Adaptive ultrasound phased array systems for deep hyperthermia.

Abstract

Ultrasound phased arrays show increasing promise as versatile applicators for hyperthermia cancer therapy, because they can produce complicated spatially distributed energy deposition patterns without mechanical movement. However, tissue inhomogeneities can affect the focused beams produced by a phased array.
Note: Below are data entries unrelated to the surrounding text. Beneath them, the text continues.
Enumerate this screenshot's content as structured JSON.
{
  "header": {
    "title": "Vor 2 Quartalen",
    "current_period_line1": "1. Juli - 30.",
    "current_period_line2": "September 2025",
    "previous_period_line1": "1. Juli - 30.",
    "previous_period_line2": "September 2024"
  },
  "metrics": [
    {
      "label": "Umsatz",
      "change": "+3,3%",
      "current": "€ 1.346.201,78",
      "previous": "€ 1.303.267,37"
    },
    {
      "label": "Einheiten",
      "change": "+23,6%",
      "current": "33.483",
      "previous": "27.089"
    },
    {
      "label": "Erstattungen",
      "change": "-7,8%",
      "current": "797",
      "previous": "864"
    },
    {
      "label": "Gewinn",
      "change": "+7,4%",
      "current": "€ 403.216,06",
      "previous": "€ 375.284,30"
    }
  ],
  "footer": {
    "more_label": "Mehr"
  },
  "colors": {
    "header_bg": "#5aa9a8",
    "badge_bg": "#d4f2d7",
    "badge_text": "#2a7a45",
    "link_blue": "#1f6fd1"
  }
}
Thus adaptive array systems that can correct phase errors due to inhomogeneous tissues may be needed in the clinic. In this research, the effects of phase quantization and Gaussian-distributed random phase errors on focal patterns were studied. Focal distortions caused by inhomogeneous media such as pork tissue or a polymer phantom were experimentally studied. These studies showed the sensitivity of different focal patterns to phase errors. Also, the approach of using implantable acoustic sensors for acoustic feedback was experimentally verified, where several prototype phased arrays were applied to focus through inhomogeneous media by compensating for phase errors due to tissue inhomogeneity and target movement. This study proves that ultrasound phased arrays can dramatically improve focus by adaptively overcoming phase errors. Furthermore, fundamental limits on focused ultrasound for hyperthermia were investigated by showing the unavoidable hot spots in normal tissues when the tumor volume is too large. This study determined the relationships between the upper bound of treatable volume and physical constraints such as tumor depth, attenuation rate, acoustic window size, blood perfusion rate, and tolerable temperature limit in normal tissues. Finally, a prototypic phased array was applied to produce different heating patterns in dogs' thighs in vivo.